Wednesday, October 4, 2006
Former State Bar President Shallenberger’s Cause of Death Still Undetermined
By a MetNews Staff Writer
The Riverside County Coroner’s Office said yesterday it has not determined the cause of former State Bar of California President Garvin F. Shallenberger, who was found dead Saturday night at his vacation home in Palm Desert.
“They are still taking some tests,” a coroner spokesperson said. “Cases like this, it takes about six to eight weeks.”
Shallenberger, who was president of the State Bar in 1977, had a primary residence in Orange County. He was 85.
The circumstances of Shallenberger’s death were reportedly suspicious, but a Riverside sheriff’s spokesperson was not available for comment yesterday, and Dennis Shallenberger, the decedent’s son, declined to comment on behalf of the family.

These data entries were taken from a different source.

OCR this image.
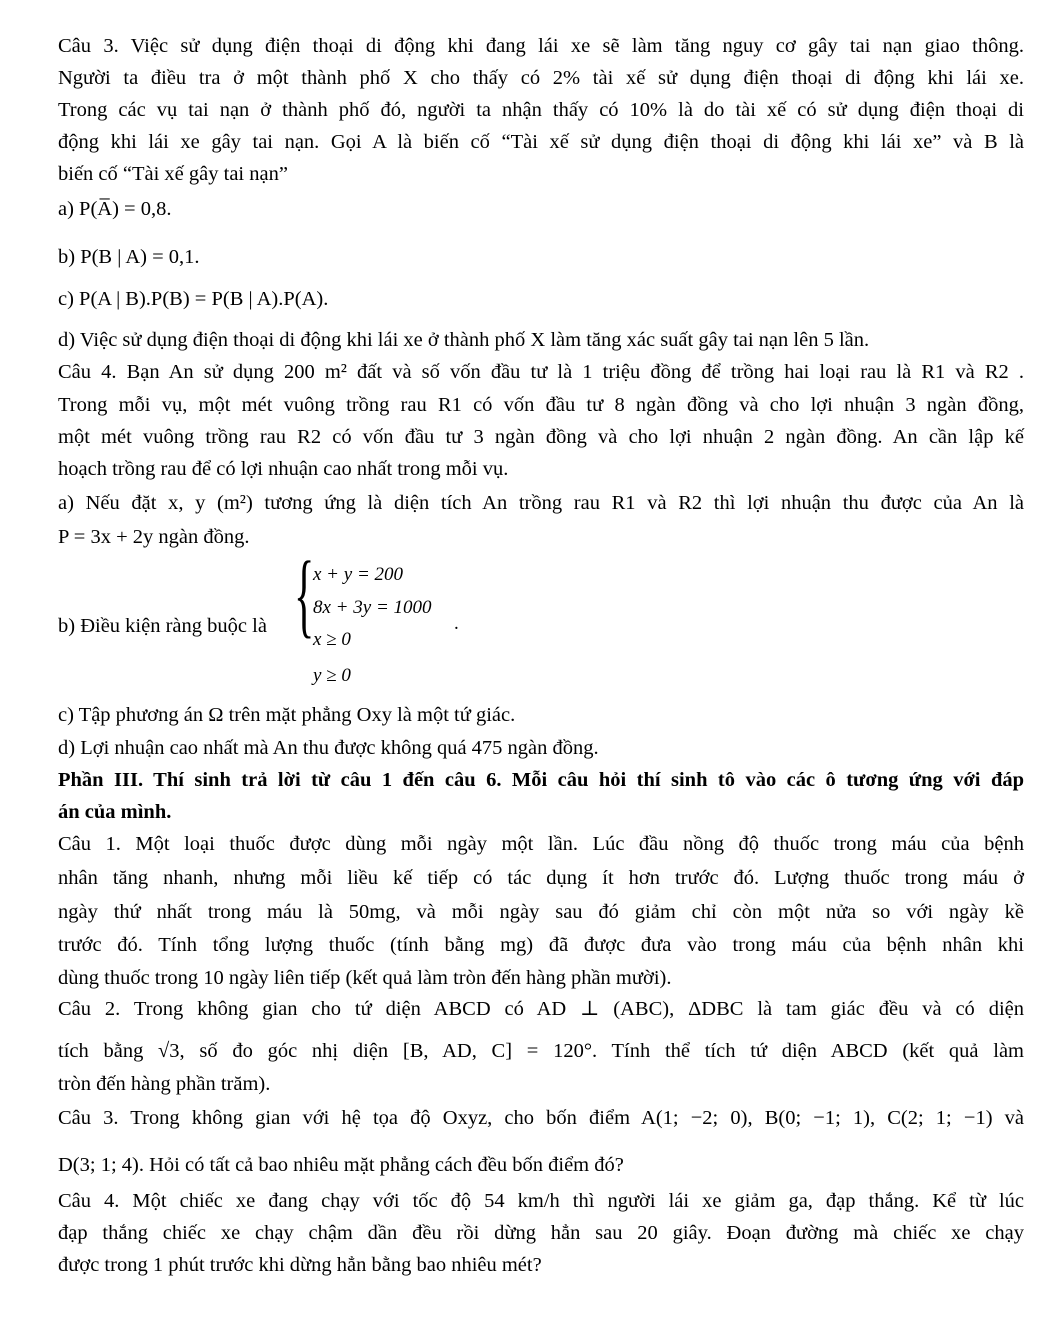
Câu 3. Việc sử dụng điện thoại di động khi đang lái xe sẽ làm tăng nguy cơ gây tai nạn giao thông.
Người ta điều tra ở một thành phố X cho thấy có 2% tài xế sử dụng điện thoại di động khi lái xe.
Trong các vụ tai nạn ở thành phố đó, người ta nhận thấy có 10% là do tài xế có sử dụng điện thoại di
động khi lái xe gây tai nạn. Gọi A là biến cố “Tài xế sử dụng điện thoại di động khi lái xe” và B là
biến cố “Tài xế gây tai nạn”
a) P(A̅) = 0,8.
b) P(B | A) = 0,1.
c) P(A | B).P(B) = P(B | A).P(A).
d) Việc sử dụng điện thoại di động khi lái xe ở thành phố X làm tăng xác suất gây tai nạn lên 5 lần.
Câu 4. Bạn An sử dụng 200 m² đất và số vốn đầu tư là 1 triệu đồng để trồng hai loại rau là R1 và R2 .
Trong mỗi vụ, một mét vuông trồng rau R1 có vốn đầu tư 8 ngàn đồng và cho lợi nhuận 3 ngàn đồng,
một mét vuông trồng rau R2 có vốn đầu tư 3 ngàn đồng và cho lợi nhuận 2 ngàn đồng. An cần lập kế
hoạch trồng rau để có lợi nhuận cao nhất trong mỗi vụ.
a) Nếu đặt x, y (m²) tương ứng là diện tích An trồng rau R1 và R2 thì lợi nhuận thu được của An là
P = 3x + 2y ngàn đồng.
b) Điều kiện ràng buộc là {
x + y = 200
8x + 3y = 1000
x ≥ 0
y ≥ 0
.
c) Tập phương án Ω trên mặt phẳng Oxy là một tứ giác.
d) Lợi nhuận cao nhất mà An thu được không quá 475 ngàn đồng.
Phần III. Thí sinh trả lời từ câu 1 đến câu 6. Mỗi câu hỏi thí sinh tô vào các ô tương ứng với đáp
án của mình.
Câu 1. Một loại thuốc được dùng mỗi ngày một lần. Lúc đầu nồng độ thuốc trong máu của bệnh
nhân tăng nhanh, nhưng mỗi liều kế tiếp có tác dụng ít hơn trước đó. Lượng thuốc trong máu ở
ngày thứ nhất trong máu là 50mg, và mỗi ngày sau đó giảm chỉ còn một nửa so với ngày kề
trước đó. Tính tổng lượng thuốc (tính bằng mg) đã được đưa vào trong máu của bệnh nhân khi
dùng thuốc trong 10 ngày liên tiếp (kết quả làm tròn đến hàng phần mười).
Câu 2. Trong không gian cho tứ diện ABCD có AD ⊥ (ABC), ΔDBC là tam giác đều và có diện
tích bằng √3, số đo góc nhị diện [B, AD, C] = 120°. Tính thể tích tứ diện ABCD (kết quả làm
tròn đến hàng phần trăm).
Câu 3. Trong không gian với hệ tọa độ Oxyz, cho bốn điểm A(1; −2; 0), B(0; −1; 1), C(2; 1; −1) và
D(3; 1; 4). Hỏi có tất cả bao nhiêu mặt phẳng cách đều bốn điểm đó?
Câu 4. Một chiếc xe đang chạy với tốc độ 54 km/h thì người lái xe giảm ga, đạp thắng. Kể từ lúc
đạp thắng chiếc xe chạy chậm dần đều rồi dừng hẳn sau 20 giây. Đoạn đường mà chiếc xe chạy
được trong 1 phút trước khi dừng hẳn bằng bao nhiêu mét?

Dennis Shallenberger said no decision has been made on services for his father. “We’re leaning toward a family-only service., but we haven’t finalized any arrangements,” Dennis Shallenberger told the MetNews.
Shallenberger, a Montana native, was a civil litigator and partner in the Orange County firm of Rutan and Tucker before retiring a decade ago.
He graduated from the University of Montana in 1942, then served in World War II, leaving the Army as a captain, with his last assignment at Fort Winfield Scott in San Francisco. He stayed in the Bay Area, earning his law degree from Boalt Hall before being admitted in 1949.
He came to Southern California to practice, he once told a reporter, because Montana was “too cold.”
He served as president of the Orange County Bar Association and chaired State Bar committees before becoming State Bar President in September 1977.
As president, Shallenberger, who once described himself as politically moderate and fiscally conservative, was an outspoken supporter of the retention of then-Chief Justice Rose E. Bird. Bird narrowly survived a retention vote in November 1978, just after Shallenberger left the State Bar presidency, but was ousted when she sought a full term in 1986.